Memory validation and migration notes

v0.3.0 validates memory schemas. Old or manually edited memory entries may fail if they are missing createdAt, type, summary, or module for entries in modules.jsonl.

Use this command to find exact file and line errors:

agent-flow memory validate

Fix invalid JSONL entries manually, or re-add durable entries using agent-flow memory append so the CLI writes the required fields. Validation never modifies memory files.

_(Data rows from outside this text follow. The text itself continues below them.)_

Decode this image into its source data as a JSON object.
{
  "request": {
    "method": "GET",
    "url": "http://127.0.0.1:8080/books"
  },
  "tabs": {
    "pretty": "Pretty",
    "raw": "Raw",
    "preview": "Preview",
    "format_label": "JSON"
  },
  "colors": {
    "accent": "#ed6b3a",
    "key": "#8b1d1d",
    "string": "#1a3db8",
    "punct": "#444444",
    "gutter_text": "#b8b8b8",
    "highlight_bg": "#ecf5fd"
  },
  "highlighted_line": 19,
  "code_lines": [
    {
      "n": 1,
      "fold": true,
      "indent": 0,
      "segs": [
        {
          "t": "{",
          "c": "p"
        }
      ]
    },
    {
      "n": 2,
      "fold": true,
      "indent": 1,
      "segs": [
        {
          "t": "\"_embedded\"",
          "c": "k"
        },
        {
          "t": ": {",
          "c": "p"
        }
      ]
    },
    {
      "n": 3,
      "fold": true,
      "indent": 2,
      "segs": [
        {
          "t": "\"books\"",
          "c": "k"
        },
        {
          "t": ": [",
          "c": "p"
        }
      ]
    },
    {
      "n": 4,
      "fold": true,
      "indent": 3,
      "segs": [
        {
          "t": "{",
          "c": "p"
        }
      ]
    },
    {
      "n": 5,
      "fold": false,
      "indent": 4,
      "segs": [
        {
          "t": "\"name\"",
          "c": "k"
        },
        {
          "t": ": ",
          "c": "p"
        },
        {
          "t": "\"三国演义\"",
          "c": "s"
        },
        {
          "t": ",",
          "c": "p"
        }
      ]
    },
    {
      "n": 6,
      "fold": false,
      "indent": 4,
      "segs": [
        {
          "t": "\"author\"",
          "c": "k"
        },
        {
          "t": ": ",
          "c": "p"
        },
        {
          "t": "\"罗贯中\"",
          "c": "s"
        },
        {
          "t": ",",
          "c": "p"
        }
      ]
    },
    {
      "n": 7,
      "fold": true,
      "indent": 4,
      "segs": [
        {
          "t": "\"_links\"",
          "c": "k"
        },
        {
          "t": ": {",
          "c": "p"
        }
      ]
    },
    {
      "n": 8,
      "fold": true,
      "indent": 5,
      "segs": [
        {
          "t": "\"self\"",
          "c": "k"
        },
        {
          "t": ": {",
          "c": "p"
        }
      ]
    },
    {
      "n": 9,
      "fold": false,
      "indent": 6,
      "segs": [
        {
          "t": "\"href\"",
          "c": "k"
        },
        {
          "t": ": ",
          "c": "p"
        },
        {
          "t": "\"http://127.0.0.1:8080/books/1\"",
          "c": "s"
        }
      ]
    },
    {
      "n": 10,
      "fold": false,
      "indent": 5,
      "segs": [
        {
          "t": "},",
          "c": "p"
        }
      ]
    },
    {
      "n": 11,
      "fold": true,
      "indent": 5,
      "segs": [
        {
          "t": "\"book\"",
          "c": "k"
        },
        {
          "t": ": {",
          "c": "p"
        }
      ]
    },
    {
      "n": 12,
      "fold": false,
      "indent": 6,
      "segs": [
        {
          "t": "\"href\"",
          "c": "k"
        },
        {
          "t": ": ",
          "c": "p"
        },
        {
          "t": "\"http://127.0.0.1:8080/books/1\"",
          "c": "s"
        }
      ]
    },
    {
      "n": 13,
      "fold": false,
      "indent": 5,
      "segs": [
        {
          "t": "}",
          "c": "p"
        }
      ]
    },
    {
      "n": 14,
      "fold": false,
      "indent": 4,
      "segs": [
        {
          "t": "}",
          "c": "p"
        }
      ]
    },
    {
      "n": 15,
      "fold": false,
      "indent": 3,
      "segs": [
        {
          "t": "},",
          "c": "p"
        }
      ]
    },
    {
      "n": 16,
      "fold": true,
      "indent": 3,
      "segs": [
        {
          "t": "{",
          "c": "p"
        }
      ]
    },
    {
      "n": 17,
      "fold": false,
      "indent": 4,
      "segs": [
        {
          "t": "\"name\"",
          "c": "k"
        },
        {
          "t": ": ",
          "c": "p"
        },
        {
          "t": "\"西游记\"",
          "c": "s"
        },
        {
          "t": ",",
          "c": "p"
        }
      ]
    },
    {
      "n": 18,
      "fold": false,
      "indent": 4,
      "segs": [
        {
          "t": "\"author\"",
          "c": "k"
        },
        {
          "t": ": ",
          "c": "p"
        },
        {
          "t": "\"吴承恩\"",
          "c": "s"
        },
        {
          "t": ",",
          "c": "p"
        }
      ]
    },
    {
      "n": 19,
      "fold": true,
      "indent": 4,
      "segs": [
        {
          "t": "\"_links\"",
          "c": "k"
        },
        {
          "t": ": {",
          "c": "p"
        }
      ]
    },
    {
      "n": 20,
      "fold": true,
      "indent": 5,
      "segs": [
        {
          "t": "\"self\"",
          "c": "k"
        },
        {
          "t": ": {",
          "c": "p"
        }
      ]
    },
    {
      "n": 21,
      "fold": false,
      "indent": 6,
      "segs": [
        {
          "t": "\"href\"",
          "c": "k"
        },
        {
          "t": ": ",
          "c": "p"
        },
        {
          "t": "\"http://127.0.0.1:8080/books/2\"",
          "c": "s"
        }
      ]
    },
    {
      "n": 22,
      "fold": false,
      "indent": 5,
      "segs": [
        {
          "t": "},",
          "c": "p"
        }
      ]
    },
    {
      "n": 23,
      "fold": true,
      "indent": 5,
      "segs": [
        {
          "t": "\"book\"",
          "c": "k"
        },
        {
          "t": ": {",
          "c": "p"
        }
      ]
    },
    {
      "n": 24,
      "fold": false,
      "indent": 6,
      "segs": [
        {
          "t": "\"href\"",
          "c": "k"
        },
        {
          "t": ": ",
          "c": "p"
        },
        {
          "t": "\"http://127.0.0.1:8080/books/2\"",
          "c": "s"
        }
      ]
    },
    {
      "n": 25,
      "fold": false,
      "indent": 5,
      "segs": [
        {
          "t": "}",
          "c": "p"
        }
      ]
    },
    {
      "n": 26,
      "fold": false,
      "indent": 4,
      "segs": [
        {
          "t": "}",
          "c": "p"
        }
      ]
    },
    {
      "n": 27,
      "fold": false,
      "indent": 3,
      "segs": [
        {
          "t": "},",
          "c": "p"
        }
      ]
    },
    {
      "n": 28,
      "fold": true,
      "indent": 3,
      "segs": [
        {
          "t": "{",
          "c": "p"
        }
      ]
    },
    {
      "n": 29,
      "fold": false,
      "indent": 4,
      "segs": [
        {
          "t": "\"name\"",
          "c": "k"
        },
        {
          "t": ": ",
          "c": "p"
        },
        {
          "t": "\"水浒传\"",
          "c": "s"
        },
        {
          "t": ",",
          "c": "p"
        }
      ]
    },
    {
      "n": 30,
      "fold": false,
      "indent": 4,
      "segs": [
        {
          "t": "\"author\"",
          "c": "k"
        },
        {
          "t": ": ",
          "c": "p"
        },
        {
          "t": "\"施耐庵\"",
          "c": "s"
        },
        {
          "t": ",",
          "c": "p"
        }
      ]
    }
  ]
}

Existing files are protected by default. --force does not overwrite memory files; use --force-memory only when you explicitly want to reset memory.

Use agent-flow onboard for deterministic baseline context. Use $flow-onboard when you want Codex to enrich that baseline with judgment from reading the repo.

For agent-flow onboard, --force replaces generated onboarding sections only. It does not wipe custom content outside markers and does not wipe memory. --refresh appends a new onboarding event; existing module entries are not duplicated.

Current Status / Roadmap

Current (v0.7.x):

Orchestration: structured plan (.agent-flow/plan.json), next/gate/advance conductor loop, Tier-1 independent phase review, Tier-2 wave fan-out, built-in boot-and-probe smoke gate, --root project targeting
Domain hardening: pitfall packs in plan validate, hardening expectations in review envelopes, one-agent plan harden pass
Agent adapters: Claude Code skills for the full daily loop (/flow-plan, /flow-harden, /flow-orchestrate, plus onboard/resume/quick/verify/close); Codex skills for continuity workflows
Continuity: deterministic onboarding, indexed context packs (context, start), JSONL memory with SQLite query index, interactive dashboard, status/doctor

Near-term roadmap:

Bring the orchestration loop skills to Codex (parity with the Claude adapter)
More pitfall packs (frontend/XSS, SQL, CLI tools, async concurrency)
Goal-backward phase verification (independent of the executor)
Improve project detection for more repo shapes

Limitations

agent-flow onboard creates baseline memory, but Codex may still need $flow-onboard for deeper project judgment.
Memory uses JSONL as source plus an internal SQLite query index; there is no semantic search yet.
Monorepos are not deeply understood yet.
Detection is intentionally simple.
No MCP, embeddings, or user-managed databases are included in this MVP.